We need more people at a higher level within these corporate companies to stand up and support testing as a skilled, very difficult profession. Not anybody can do it. Some people haven’t the mindset. Some people haven’t the capabilities. It’s different from being a coding person.
I’ve had lots of debates with people about should testers learn code. I don’t think they need to. They should learn syntax, learn a bit of scripting if you class that as code. I don’t know, but if you’re looking for someone to do automation, and they need to code, then get a developer to do the coding. It’s what I do. With teams I have, I know I have developers I work with who are far better and can write something quicker than I ever could. What they’d take an hour to do, it would take me two weeks.
Where’s the value in me doing that, when someone else can do it? To summarize this, when we talk about automation, we should start thinking about automation-assisted testing. What automation can we do, tool-wise, otherwise? We should use it to support the testing we are doing.
… I don’t think we’re just talking about software engineering. We’re talking about a global shift in the workplace. Work is changing because a lot of these roles have been automated. We know that. There’s now machines that in court can automatically do all the documentation for you. You don’t need a group of secretaries typing everything up. It’s automatically done now.
More and more of these roles are being squeezed out, so we’re moving away from a manual sort of working repetitive industry to more a knowledge industry where the sharing of knowledge becomes the value. That’s the biggest change.
What are your concluding thoughts on the future of automation and its place within organizations and software testing?
Ray:
With automation, and not just testing automation, but automation in general, every day there are new products that come out, and things that used to be very a routine part of people’s jobs are being automated away.

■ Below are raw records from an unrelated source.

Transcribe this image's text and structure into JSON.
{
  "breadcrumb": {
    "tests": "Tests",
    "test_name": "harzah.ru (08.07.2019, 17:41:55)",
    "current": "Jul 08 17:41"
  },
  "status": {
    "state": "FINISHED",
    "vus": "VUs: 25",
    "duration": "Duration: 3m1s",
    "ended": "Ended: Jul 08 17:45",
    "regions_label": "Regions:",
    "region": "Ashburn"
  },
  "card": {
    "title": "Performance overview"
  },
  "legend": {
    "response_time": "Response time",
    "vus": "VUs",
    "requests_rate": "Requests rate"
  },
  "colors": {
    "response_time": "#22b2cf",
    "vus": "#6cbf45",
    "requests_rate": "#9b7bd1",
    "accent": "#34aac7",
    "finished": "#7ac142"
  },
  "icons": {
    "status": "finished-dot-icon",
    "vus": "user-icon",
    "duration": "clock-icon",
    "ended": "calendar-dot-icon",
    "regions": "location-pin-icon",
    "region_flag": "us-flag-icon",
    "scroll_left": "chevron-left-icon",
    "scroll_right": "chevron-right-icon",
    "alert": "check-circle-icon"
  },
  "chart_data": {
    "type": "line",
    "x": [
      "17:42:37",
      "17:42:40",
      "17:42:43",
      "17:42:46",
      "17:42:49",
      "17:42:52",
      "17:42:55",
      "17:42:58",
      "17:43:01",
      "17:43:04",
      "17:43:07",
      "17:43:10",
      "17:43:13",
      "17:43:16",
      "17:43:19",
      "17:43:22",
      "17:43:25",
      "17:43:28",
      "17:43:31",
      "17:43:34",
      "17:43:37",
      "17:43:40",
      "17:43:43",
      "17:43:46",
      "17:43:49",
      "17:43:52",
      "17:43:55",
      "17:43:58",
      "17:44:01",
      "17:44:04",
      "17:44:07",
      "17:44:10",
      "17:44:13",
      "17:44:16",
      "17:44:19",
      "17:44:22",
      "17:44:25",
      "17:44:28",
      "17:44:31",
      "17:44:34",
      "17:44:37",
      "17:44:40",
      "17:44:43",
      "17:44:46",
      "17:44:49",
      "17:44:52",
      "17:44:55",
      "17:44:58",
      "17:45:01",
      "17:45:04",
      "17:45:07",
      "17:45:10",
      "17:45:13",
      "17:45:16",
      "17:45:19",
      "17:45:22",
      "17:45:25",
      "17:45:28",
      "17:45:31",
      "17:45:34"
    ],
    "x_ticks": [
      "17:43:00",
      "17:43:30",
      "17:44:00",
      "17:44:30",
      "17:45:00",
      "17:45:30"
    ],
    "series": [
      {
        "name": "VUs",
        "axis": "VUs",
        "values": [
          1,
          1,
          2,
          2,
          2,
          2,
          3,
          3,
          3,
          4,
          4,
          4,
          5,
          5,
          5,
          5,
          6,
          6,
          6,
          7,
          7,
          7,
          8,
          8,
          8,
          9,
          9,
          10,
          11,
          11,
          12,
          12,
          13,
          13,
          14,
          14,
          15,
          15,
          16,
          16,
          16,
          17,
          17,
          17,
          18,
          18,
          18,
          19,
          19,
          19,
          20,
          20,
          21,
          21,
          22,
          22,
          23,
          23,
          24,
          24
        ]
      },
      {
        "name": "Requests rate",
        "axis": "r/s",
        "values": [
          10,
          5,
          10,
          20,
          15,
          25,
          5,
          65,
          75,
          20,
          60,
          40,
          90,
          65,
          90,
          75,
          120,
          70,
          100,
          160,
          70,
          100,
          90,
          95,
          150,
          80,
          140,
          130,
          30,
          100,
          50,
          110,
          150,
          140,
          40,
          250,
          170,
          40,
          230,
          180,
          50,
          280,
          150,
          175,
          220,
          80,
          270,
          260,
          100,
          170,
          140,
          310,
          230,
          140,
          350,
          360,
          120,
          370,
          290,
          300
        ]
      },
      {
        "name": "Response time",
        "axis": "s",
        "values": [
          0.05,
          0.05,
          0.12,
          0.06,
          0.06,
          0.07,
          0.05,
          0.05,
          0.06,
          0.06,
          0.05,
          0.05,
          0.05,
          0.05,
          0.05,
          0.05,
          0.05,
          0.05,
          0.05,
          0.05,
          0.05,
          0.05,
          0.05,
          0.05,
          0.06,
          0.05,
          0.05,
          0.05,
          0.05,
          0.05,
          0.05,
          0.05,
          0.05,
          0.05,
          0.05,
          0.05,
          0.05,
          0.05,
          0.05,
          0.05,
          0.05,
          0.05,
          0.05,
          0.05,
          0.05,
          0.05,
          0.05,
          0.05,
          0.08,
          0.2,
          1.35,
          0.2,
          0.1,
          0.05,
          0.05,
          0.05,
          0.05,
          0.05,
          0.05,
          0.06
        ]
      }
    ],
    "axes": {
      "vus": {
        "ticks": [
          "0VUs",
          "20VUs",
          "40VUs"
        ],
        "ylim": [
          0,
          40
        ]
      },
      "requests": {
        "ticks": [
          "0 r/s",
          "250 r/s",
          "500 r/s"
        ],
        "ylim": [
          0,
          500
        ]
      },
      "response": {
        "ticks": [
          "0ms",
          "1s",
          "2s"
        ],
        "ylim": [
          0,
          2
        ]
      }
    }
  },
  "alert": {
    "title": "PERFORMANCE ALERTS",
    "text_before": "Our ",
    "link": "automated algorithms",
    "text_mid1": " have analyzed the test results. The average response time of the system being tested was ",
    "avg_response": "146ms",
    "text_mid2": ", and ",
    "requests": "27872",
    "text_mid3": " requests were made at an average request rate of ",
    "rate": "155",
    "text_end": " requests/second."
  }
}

To figure out the next space of what work is going to look like for the next 50 to 100 years, we’re going to have to get back to whatever everyone needs to be given and get better at those things. The things that computers really no matter how smart they get can do (unless they pass the Turing test, but that is a different conversation).
That’s what’s interesting about automation - how it relates back to this psychology and question of what it means to be human and what is the role of humans versus technology in all of this? I think that’s going to be something for people to really rediscover in order to make sure that we have a healthy economy that can support people in the type of work they want to do.
John:
There’s a great film on that called “Bicentennial Man”. It talks about what it means to be human from an android point of view. That’s quite interesting.
To conclude on that, when we talked about automation and testing, and especially manual testing, I’ve looked at it from this point of view: Automation ‘checking’ and testing should be seen as partners working together rather than as enemies, and as separate things and separate entities.
Those testers out there need to embrace automation in a way that can support and assist their testing. Those automation people creating the automation stuff need to embrace being human. I think that summarizes the conversation for the last hour.